Vediamo il positivo ogni fine anno, al momento dei lavori finali, nonostante i gruppi siano sempre molto vari, con difficoltà o no. Quest’anno in particolare un insegnante si è trovata a dover gestire un gruppo molto difficile nel quartiere di Crescenzago, un gruppo piccolo ma complesso perché i bambini avevano difficoltà a fare gruppo tra di loro. Inaspettatamente, al momento del lavoro finale e dell’incontro con i genitori, i bambini hanno dimostrato di aver portato a casa qualcosa di positivo, hanno detto chiaramente quanto sia stata divertente e piacevole come esperienza. È stato bello anche vedere i genitori chiacchierare tra di loro e ringraziare l’educatrice. Lasciare qualcosa ai bambini e dare qualcosa ai genitori è la parte bella dell’esperienza del teatro. Questo succede tutti gli anni per fortuna, sono sempre dei bei momenti. È un pensiero condiviso da tutti gli insegnanti.
Mi hai detto che Quartiere Adriano è il tuo quartiere di nascita. Come è cambiato nel corso del tempo?
Ci sono stati tanti cambiamenti. Quando ero alle elementari, c’erano solo un campo con le pecore e un circuito di motocross, adesso invece ci sono delle case e un supermercato Esselunga. Era un grosso quartiere di estrema periferia dove arrivava un solo autobus, ma col passare del tempo è cresciuto. A livello di servizi offre poco, mancano ancora molte infrastrutture necessarie — come la scuola media. Per adesso è un quartiere con un bel parco, una bella area verde, e tre scuole materne. C’è un mondo per i bambini molto valido secondo me ma per gli adulti e gli adolescenti non c’è ancora molto. L’oratorio gioca un ruolo fondamentale per la crescita e la formazione dei bambini — i ragazzi vanno ancora in piazzetta, mi sembra che questa cosa a Milano si stia un po’ perdendo.

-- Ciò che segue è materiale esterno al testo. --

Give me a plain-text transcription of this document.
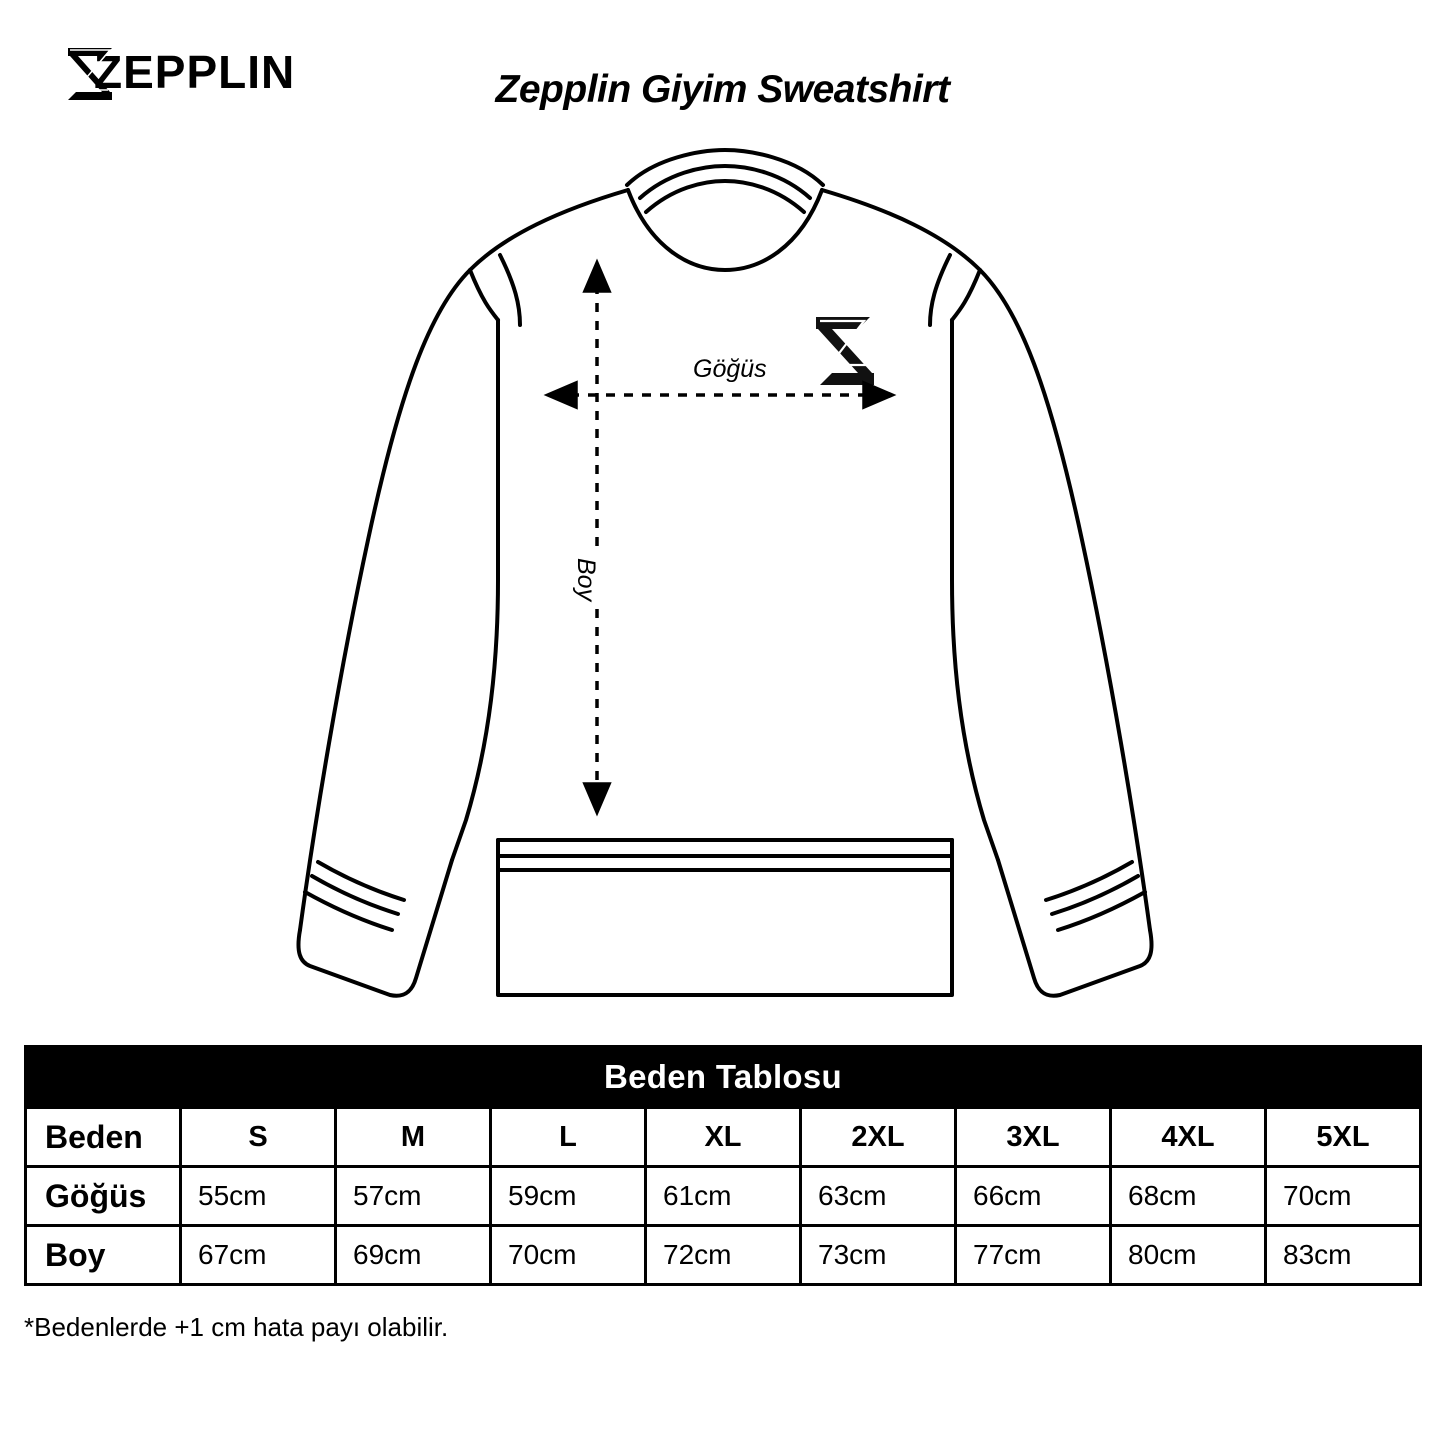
ZEPPLIN	Zepplin Giyim Sweatshirt
Göğüs
Boy
Beden Tablosu								
Beden	S	M	L	XL	2XL	3XL	4XL	5XL
Göğüs	55cm	57cm	59cm	61cm	63cm	66cm	68cm	70cm
Boy	67cm	69cm	70cm	72cm	73cm	77cm	80cm	83cm
*Bedenlerde +1 cm hata payı olabilir.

Per concludere, parlami di Minima Teatro.
Minima teatro è un’associazione che esiste da sette anni a Milano e da sei anche a Brescia. Teniamo dei corsi di teatro dedicati agli adulti e lavoriamo sul territorio con i bambini. Abbiamo anche dei corsi di teatro per bambini al di fuori delle scuole, i ragazzi delle medie per esempio vengono da noi — la sede è in viale Sondrio.
La nostra attività principale è teatro fisico: il corpo è il punto principale della nostra comunicazione. La nostra non è una scuola di recitazione ma una scuola di teatro, cerchiamo di distinguere le due cose: la recitazione è semplicemente la ripetizione di un testo, il teatro è una disciplina che ti porta ad essere vivo e quindi ad ampliare la tua percezione di te, con te stesso, con gli altri e nello spazio che poi viene usato anche chiaramente teatralmente.
In concreto cosa significa, nel lavoro che portate avanti?
Per esprimere questo modo di fare teatro usiamo sempre la filosofia delle tre C: cuore, la parte emotiva, mettere tutto te stesso perché queste cose non possono essere fatte in punta di piedi. Coraggio, perché bisogna avere il coraggio di farlo, anche se si sbaglia. non importa, va benissimo, il teatro è anche il luogo dove ci si può permettere di sbagliare perché nessuno giudica. In ultimo la creatività, avere fantasia e spaziare dal quotidiano alla cosa più assurda che si possa immaginare, sia attraverso l’improvvisazione sia trovando dentro di sé quel qualcosa che non ci si è mai permessi di dire. Il teatro è così: essere se stessi all’ennesima potenza.